Die IEA-Experten sind der Meinung, dass Investitionen in die Erkundung und Erschließung neuer Öl- und Gasfelder gestoppt werden sollten. Dies sollte getan werden, um Kohlenstoffneutralität zu erreichen. Diese Aussage der Agentur wurde jedoch bereits heftig kritisiert. Es wird als ein Versuch gesehen, die globale Öl- und Gasindustrie zu zerstören, die eine sehr wichtige Rolle in der Weltwirtschaft spielt. Beobachter merken an, dass die IEA-Erklärung nichts über den Preis sagt, den die Welt zahlen muss, wenn dieser Vorschlag umgesetzt wird. Am stärksten betroffen wären die Industrieländer. Entwicklungsländer wie Indien und China haben nicht nur nicht die Absicht, aus den fossilen Brennstoffen auszusteigen, sondern planen sogar eine Steigerung ihrer Produktion.
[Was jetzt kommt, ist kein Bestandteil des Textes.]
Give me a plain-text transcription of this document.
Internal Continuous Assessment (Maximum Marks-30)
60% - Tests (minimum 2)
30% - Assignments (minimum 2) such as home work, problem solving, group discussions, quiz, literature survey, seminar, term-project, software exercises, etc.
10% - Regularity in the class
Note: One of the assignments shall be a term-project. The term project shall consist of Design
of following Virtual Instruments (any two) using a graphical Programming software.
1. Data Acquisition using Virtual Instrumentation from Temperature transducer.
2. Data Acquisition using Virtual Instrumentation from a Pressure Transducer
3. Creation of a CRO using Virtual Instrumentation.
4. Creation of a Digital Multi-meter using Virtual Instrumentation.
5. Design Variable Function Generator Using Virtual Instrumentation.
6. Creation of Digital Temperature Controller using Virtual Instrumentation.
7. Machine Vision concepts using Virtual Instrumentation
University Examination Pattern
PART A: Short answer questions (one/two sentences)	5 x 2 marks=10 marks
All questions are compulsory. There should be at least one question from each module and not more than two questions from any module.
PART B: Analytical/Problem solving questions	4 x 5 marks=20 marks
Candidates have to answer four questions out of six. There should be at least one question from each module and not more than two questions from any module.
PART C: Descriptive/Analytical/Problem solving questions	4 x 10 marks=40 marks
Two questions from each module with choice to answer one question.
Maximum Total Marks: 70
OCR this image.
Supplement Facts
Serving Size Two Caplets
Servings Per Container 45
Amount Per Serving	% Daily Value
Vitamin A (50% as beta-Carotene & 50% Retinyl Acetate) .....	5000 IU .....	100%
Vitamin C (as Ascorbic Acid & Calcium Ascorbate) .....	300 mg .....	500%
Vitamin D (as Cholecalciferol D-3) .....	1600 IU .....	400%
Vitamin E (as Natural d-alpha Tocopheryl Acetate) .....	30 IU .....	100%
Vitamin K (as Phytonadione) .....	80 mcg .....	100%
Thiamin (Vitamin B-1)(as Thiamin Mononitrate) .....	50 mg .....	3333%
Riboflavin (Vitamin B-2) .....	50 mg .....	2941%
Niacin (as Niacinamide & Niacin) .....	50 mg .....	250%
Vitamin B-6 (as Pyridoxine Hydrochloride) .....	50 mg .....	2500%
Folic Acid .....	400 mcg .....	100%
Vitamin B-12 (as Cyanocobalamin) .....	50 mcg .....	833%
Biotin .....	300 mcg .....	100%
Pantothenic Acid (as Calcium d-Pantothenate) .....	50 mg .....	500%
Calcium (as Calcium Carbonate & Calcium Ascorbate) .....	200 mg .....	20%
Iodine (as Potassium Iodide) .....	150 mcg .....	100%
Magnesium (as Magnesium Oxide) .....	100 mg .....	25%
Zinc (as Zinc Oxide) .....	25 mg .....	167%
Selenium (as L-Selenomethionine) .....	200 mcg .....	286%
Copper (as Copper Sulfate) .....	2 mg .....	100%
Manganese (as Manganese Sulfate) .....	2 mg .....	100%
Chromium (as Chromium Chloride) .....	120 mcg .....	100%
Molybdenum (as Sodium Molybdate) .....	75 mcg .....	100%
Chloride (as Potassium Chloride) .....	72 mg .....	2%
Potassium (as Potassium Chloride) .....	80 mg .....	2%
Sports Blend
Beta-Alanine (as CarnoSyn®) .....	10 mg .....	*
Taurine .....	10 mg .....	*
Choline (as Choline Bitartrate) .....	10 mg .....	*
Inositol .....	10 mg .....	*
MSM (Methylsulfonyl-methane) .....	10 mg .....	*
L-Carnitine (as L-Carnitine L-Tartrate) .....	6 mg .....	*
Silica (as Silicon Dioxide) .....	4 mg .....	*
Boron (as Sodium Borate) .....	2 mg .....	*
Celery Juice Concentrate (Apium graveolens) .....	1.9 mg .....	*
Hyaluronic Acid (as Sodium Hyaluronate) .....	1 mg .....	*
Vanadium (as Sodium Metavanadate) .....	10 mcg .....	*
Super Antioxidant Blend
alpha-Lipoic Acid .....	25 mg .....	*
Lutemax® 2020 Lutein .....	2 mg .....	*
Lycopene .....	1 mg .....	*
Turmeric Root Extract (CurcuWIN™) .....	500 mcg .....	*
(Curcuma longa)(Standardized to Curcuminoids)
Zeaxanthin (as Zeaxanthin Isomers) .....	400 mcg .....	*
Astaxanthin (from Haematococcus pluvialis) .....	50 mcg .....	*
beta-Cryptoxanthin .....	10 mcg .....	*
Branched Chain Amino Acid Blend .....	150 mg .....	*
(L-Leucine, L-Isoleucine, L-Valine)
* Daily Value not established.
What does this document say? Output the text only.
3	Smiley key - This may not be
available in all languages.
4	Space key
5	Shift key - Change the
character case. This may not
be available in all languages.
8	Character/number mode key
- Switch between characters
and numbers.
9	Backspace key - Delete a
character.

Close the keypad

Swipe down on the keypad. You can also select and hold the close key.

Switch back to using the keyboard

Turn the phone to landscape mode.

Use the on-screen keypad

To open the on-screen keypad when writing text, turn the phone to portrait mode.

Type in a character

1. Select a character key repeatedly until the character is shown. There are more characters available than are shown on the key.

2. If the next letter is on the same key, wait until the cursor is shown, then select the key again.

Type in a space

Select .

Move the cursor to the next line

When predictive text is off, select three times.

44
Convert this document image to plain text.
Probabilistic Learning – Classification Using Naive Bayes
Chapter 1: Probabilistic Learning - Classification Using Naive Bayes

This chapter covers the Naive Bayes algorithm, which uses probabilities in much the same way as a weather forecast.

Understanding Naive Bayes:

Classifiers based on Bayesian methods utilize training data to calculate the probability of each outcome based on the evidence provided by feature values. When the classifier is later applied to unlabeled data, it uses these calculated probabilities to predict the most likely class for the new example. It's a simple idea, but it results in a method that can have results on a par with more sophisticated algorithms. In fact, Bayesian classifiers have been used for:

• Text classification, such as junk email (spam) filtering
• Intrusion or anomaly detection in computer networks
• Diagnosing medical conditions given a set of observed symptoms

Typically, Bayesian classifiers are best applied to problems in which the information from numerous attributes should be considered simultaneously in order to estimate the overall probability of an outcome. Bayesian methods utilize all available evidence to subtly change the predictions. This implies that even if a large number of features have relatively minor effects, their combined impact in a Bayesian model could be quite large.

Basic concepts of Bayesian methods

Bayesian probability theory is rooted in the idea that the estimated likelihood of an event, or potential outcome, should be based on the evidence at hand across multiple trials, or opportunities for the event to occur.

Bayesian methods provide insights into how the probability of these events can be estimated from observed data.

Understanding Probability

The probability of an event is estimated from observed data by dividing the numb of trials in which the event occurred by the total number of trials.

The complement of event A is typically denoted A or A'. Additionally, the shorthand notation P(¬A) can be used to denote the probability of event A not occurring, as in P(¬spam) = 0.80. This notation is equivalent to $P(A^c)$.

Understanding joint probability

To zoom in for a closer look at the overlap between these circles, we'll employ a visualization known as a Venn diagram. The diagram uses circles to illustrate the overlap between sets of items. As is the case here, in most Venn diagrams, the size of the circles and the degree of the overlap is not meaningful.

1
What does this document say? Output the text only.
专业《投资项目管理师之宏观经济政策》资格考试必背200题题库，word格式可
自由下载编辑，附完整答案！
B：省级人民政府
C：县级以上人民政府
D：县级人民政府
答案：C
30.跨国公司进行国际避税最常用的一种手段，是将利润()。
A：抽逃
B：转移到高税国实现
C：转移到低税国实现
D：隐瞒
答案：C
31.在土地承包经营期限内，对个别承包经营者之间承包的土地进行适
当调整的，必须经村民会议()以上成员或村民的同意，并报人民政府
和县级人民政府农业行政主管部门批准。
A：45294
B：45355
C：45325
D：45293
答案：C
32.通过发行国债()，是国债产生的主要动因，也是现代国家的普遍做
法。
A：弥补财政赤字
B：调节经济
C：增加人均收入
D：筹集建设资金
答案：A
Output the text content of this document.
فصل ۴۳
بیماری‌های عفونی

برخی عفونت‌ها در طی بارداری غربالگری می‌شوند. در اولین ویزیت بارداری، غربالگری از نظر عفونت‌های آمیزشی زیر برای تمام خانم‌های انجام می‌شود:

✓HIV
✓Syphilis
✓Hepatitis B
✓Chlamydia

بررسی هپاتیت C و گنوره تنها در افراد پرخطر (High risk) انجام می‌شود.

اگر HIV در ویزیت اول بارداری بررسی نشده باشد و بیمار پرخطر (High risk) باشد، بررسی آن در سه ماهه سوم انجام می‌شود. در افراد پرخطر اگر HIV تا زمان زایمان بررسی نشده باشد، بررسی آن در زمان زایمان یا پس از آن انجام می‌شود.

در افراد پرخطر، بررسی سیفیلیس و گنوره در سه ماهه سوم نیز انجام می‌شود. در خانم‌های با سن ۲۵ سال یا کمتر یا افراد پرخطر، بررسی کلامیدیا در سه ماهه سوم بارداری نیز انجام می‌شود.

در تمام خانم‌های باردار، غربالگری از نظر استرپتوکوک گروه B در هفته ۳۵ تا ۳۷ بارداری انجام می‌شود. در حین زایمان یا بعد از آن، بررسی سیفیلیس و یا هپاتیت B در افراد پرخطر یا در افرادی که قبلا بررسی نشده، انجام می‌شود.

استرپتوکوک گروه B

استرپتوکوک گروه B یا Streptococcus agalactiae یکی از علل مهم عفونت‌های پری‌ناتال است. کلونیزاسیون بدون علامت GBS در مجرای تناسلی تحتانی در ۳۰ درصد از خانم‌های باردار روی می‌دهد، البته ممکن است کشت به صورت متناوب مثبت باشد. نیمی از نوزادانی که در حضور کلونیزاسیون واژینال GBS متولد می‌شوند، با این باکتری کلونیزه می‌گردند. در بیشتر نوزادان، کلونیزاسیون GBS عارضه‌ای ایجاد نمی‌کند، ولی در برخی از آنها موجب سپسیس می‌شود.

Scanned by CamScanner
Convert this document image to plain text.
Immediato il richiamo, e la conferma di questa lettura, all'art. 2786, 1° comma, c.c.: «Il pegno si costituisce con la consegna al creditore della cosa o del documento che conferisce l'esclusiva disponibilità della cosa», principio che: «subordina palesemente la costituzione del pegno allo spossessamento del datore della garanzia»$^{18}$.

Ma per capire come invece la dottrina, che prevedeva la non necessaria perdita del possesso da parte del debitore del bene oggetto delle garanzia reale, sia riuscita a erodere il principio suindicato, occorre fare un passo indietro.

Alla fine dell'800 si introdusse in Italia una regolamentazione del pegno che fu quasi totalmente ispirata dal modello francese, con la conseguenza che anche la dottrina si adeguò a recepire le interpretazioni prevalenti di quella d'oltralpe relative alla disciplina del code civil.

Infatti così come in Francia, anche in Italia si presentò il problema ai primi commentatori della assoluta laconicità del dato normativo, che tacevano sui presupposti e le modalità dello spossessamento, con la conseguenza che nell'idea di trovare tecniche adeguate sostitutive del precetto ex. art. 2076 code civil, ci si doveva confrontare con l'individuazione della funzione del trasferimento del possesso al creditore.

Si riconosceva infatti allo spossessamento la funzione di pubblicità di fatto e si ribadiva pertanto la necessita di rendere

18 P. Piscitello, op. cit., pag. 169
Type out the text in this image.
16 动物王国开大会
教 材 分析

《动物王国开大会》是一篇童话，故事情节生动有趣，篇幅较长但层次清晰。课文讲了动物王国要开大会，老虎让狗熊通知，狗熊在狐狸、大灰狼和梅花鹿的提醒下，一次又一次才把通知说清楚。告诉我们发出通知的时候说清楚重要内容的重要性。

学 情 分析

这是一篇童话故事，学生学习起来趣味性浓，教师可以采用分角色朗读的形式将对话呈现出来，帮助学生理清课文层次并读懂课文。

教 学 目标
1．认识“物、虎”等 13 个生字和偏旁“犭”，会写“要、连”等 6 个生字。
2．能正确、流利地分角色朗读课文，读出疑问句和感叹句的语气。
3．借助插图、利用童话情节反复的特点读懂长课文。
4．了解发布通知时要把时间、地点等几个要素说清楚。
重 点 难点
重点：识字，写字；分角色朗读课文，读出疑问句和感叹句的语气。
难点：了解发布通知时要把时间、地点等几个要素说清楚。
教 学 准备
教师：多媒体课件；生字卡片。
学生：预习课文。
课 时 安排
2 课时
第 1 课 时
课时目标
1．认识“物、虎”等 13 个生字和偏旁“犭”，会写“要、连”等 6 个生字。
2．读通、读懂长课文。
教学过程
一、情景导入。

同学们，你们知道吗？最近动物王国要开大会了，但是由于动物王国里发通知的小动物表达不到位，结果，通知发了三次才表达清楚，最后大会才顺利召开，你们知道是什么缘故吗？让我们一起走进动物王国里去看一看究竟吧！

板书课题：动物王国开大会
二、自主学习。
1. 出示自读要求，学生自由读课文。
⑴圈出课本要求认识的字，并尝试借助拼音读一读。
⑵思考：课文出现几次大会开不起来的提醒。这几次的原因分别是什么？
Die Behörden in Peking und Neu-Delhi haben wiederholt erklärt, dass die Forderungen nach einem Ausstieg aus fossilen Brennstoffen nichts mit Umweltbedenken zu tun haben. Ihr Ziel ist es, das Wachstum in den Entwicklungsländern zu bremsen. Viele Experten bezeichnen den Vorschlag der IEA als rücksichtslos. Sie warnen, dass der Verzicht auf Investitionen in Öl und Gas zum Zusammenbruch des globalen Energiemarktes führen wird.